I love Wes Anderson. Even though I haven’t seen enough of his movies (a fact that’ll change soon, no doubt), it always strikes me how much I adore everything he makes. I guess he makes it seem so easy, so natural, so playful. When I heard he was doing a Roald Dahl movie (one of my favourite authors, but once again I feel haven’t read enough to say), I figured this couldn’t go wrong. And I love being right.
Fantastic
I wasn’t too sure about The Fantastic Mr Fox, though. I was a virgin in seeing stop-motion on the big screen, and it struck me how every little imperfection (that gets built in on purpose nowadays) was enlarged twenty thousand times. Call me a stop-motion nonsavant, but it took some time for my eyes to adjust. The only movie I remember doing that was Cloverfield – and I liked that one too. For entirely different reasons, obviously.

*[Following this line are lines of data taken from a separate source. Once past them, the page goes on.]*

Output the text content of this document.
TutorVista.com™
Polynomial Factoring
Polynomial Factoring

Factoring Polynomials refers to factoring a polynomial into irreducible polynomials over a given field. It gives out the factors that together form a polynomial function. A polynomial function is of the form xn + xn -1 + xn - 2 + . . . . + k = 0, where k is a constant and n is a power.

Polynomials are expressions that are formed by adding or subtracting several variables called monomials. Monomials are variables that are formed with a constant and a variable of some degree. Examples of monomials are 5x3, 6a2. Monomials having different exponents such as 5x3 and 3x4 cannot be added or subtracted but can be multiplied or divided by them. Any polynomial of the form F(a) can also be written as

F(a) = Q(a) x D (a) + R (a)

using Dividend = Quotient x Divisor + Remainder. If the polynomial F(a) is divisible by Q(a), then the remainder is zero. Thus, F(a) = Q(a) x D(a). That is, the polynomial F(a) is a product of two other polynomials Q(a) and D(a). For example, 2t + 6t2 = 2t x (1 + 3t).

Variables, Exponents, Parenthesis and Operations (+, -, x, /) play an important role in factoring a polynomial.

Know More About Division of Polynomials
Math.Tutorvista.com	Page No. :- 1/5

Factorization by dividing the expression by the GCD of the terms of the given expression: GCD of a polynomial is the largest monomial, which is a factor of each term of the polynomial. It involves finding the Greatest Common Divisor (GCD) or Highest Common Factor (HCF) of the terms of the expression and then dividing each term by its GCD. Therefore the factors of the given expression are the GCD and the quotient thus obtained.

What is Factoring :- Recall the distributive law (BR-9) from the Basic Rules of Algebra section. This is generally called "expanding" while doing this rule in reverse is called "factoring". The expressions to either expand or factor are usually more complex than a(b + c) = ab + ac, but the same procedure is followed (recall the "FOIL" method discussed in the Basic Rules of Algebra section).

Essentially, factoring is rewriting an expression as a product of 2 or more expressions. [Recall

It appears I’m not the only one who believes in Wes Anderson’s genious: the movie sports an impressive cast, featuring George Clooney, Meryl Streep, Bill Murray, Willem Dafoe and many others. Whether you like them or not, they are all more than capable to deliver a wonderful performance, using just the right amount of irony to make this thing works.
Dahl and Anderson
I think I’ve seen just about any recent Dahl movie. I remember seeing Mathilda (garbage), James and the Giant Peach (even worse), Burton’s Charlie and the Chocolate Factory (awful) and I think I know the soundtrack of the 1970s Willy Wonka and the Chocolate Factory by heart (Dahl obviously hated it and he’s right, but oddly enough, I like it with a spoonful of irony).

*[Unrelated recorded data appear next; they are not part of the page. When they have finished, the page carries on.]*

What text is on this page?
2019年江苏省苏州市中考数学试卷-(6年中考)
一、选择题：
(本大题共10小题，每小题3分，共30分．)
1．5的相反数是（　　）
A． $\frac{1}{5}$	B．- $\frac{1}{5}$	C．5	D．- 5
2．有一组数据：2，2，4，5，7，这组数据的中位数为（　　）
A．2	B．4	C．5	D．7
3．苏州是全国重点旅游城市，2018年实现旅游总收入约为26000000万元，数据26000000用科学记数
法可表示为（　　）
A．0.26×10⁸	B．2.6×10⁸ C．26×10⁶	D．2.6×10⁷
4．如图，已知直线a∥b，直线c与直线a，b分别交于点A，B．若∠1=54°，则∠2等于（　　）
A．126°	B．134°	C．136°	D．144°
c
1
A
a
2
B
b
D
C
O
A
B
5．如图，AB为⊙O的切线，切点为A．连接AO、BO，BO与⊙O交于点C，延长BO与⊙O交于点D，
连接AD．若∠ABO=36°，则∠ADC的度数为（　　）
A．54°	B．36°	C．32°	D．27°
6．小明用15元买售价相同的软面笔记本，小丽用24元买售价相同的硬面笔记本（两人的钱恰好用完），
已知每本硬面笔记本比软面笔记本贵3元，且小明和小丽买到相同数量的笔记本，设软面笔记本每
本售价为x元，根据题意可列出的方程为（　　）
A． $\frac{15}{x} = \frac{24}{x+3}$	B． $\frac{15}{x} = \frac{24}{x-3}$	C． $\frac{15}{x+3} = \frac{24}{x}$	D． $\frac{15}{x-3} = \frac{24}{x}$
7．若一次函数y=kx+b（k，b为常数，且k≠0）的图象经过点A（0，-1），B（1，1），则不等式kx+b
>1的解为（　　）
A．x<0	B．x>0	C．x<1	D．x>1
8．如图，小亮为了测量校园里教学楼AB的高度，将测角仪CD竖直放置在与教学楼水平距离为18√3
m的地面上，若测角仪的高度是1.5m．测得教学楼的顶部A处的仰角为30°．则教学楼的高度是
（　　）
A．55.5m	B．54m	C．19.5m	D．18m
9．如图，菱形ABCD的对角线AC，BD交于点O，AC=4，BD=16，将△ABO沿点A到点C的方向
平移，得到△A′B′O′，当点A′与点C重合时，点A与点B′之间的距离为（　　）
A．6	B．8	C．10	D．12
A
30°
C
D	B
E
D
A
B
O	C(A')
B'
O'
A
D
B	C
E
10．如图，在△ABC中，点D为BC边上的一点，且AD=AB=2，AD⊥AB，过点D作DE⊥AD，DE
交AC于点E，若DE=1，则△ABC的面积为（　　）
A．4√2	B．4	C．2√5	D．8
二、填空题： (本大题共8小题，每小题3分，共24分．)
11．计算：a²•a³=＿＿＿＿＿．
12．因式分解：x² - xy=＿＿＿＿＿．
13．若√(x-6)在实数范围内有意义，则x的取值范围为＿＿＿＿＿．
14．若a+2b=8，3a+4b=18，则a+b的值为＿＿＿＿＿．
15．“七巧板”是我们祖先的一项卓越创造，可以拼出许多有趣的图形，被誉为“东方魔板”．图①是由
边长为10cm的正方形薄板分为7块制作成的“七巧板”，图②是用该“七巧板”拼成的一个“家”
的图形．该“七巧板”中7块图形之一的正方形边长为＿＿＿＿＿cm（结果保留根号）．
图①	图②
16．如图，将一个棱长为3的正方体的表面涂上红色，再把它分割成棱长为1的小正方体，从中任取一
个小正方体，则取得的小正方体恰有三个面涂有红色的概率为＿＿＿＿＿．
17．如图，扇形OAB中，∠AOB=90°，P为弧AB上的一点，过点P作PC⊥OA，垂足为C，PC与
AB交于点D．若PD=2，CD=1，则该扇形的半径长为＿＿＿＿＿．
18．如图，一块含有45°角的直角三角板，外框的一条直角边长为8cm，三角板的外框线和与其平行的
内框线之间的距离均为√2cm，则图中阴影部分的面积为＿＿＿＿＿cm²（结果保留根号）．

I think making a movie out of a Dahl book is not easy. Technically, Dahl mainly wrote for children. But then again, he didn’t. To get the point accross, here’s a quote from Mathilda’s first pages:
School teachers suffer a good deal from having to listen to this sort of twaddle from proud parents, but they usually get their own back when the time comes to write the end-of-term reports. If I were a teacher I would cook up some real scorchers for the children of doting parents. “Your son Maxiliam”, I would write, “is a total wash-out. I hope you have a family business you can push him into when he leaves school because he sure as heck won’t get a job anywhere else.”
Dahl had a pretty gnarly idea about children these days, and would – like the Grimm Brothers – often resort to cruelty to put them (and their parents) in their place. But – and this is the key and the main difference to the Grimm Brothers – he does it in a very playful manner. This is exactly where Wes Anderson’s The Fantastic Mr. Fox comes in. The movie feels more like watching a video game – Wes Anderson is playing through a game and we’re watching the outcome of it. But, in its own playful way, it is pretty cruel: foxes are foxes, farmers are farmers. They eat, they kill, they destroy.
In All…
It’s very hard to capture the essence of why this movie works for me. On the other hand, Anderson seems to know it, and for him, it all seems so easy. I wouldn’t necessarily say this is a cinema experience for the masses: the theatre was nearly empty, but the handful of the people that were there, laughed their asses off.
It’s playful, it’s funny, it’s entertaining. It’s well-written, it’s witty, and it’s got a nice soundtrack to boot. Go see it – and if you’re unsure about whether or not you will get into the stop-motion: wait for the DVD. But not a second longer. And if you’re not rooting for Foxie by the start of the final act, you’re a stone-cold bastard.